Jovens ricos erram. Os pobres cometem crimes
Eu ia falar sobre o tema, mas com a história das ações de terrorismo de Estado do governo do Rio nos últimos dias, acabei deixando para depois a história do espancamento de uma mulher por jovens da classe média carioca. Do jornal O Globo:
A empregada doméstica Sirley Dias de Carvalho Pinto, de 32 anos, teve a bolsa roubada e foi espancada por cinco jovens moradores de condomínios de classe média da Barra da Tijuca, na madrugada de sábado. Os golpes foram todos direcionados à sua cabeça. Presos por policiais da 16ª DP (Barra), três dos rapazes (…) confessaram o crime e serão levados para a Polinter. Como justificativa para o que fizeram alegaram ter confundido a vítima com uma prostituta.
Se eles fossem de classe social mais baixa, certamente o texto seria sutilmente diferente:
A empregada doméstica Sirley Dias de Carvalho Pinto, de 32 anos, teve a bolsa roubada e foi espancada por cinco moradores da favela da Rocinha, na madrugada de sábado. Os golpes foram todos direcionados à sua cabeça. Presos por policiais da 16ª DP (Barra), três dos bandidos (…) confessaram o crime e estão presos. Como justificativa para o que fizeram alegaram ter confundido a vítima com uma prostituta.
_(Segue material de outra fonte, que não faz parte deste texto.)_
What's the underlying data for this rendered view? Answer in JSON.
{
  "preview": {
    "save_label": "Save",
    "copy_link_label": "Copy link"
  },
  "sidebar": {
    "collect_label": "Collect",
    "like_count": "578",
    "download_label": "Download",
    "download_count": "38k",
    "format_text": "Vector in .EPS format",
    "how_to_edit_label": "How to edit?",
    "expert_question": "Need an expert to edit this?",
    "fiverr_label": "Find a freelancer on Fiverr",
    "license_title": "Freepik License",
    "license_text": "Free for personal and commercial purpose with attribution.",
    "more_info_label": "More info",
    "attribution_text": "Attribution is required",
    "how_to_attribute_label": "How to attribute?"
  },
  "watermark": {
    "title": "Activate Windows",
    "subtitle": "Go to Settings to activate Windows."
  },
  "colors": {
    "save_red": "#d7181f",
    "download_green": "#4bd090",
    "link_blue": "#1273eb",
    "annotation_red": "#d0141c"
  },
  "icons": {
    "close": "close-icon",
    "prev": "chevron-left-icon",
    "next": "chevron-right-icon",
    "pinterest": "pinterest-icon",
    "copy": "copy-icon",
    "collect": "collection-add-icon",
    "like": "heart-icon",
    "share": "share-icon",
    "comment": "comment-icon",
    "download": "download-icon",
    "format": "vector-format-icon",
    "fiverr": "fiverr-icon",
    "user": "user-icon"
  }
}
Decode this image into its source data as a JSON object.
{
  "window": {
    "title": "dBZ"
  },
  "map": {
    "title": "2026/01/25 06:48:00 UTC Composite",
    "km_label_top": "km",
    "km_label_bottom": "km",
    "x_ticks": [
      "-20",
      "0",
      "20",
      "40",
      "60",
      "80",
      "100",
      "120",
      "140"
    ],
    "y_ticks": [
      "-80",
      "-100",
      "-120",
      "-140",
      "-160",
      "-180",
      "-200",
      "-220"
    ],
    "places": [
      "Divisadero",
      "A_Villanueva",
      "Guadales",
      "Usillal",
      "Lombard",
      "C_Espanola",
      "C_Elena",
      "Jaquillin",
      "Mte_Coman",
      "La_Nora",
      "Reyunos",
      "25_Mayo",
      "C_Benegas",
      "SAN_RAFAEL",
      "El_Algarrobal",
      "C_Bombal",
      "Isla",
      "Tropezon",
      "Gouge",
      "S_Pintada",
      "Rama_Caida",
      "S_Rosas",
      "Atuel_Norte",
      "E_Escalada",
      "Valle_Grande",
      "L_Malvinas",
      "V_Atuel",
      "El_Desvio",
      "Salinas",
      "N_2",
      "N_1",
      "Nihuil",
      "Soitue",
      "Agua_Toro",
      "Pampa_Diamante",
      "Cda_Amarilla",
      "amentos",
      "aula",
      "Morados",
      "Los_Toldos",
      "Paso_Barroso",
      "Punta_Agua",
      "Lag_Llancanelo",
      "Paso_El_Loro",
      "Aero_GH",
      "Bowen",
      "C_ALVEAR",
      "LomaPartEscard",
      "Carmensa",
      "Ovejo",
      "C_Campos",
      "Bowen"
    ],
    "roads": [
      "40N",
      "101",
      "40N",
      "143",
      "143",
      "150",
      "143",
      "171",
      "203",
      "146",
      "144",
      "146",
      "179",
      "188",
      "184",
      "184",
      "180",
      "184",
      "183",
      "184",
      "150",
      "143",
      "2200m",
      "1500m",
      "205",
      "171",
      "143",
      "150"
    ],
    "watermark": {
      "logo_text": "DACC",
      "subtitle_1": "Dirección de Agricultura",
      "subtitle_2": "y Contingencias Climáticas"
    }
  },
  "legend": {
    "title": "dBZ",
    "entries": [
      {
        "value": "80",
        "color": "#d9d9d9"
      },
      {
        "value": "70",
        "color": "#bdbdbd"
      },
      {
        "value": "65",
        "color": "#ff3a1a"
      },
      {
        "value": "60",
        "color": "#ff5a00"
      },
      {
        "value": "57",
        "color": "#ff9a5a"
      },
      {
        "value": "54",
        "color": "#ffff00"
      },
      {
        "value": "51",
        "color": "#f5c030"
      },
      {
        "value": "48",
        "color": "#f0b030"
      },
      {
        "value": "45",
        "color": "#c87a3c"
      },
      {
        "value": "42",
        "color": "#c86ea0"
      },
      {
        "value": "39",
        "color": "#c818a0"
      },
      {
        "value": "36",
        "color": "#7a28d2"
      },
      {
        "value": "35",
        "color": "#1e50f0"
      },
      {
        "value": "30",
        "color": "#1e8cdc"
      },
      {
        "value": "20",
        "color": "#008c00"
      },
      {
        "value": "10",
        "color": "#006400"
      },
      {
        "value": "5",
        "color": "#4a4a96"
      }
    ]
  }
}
Rico é jovem, pobre é bandido. Um é criança que fez coisa errada, o outro um monstro que deve ser encarcerado. O pai de um deles, num momento de desespero, justificou a atitude do filho como sendo perdoável. É pai, direito dele. O incrível é como muitos veículos de comunicação trataram o tema, com uma diferenciação claramente causada pela origem social.
Tenho minhas dúvidas se a notícia sairia se fosse o segundo caso. Provavelmente, na hora em que o estagiário que faz a checagem das delegacias chegasse com a informação, ouviria algo assim na redação:
– Pobre batendo em pobre? Ah, acontece todo dia, não é notícia. Além disso, é coisa deles com eles. Então, deixem que resolvam.
Amigos que trabalharam em uma rádio grande de São Paulo, pertencente a um grupo de comunicação, já ouviram algo muito parecido, mas mais cruel… É triste verificar mais uma vez que o conceito de notícia depende de qual classe social pertencem os protagonistas. Somos lenientes com os nossos semelhantes e duros com os outros.
A justificativa dos espancadores também é bastante esclarecedora. Ou seja, puta pode. Assim como índio e mendigo. Lembram-se do Galdino, que morreu queimado por jovens da classe média enquanto dormia em um ponto de ônibus em Brasília? Ou a população de rua do Centro de São Paulo morta a pauladas também enquanto dormia? Até onde sabemos, apesar dos incendiários brasilienses terem sido presos, eles possuem regalias, como sair da cadeia para passear. E na capital paulista, o crime permanece impune até hoje.
Na prática, as pessoas envolvidas nos casos do Rio, São Paulo e Brasília apenas colocaram em prática o que devem ter ouvido a vida inteira: putas, índios e mendigos são a corja da sociedade e agem para corromper os seus valores morais e tornar a vida dos cidadãos de bem um inferno. Seres descartáveis, que vivem na penumbra e nos ameaçam com sua existência, que não se encaixa nos padrões estabelecidos. E por que não incluir nesse caldo as empregadas domésticas, que existem para servir? Se eles soubessem a profissão de Sirley não teria feito diferença.
Alguém acha que se entre eles houvesse alguém com menos de 18 anos, a mídia e os formadores de opinião usariam o caso para defender a redução da maioridade penal?
A sociedade tem uma parcela grande de culpa em atos como esse e os dos jovens que se tornam soldados do tráfico por falta de opções e na busca por dignidade. A culpa não é só deles.
A diferença é que para os da classe média e alta, passamos a mão na cabeça. Para os pobres, passamos bala.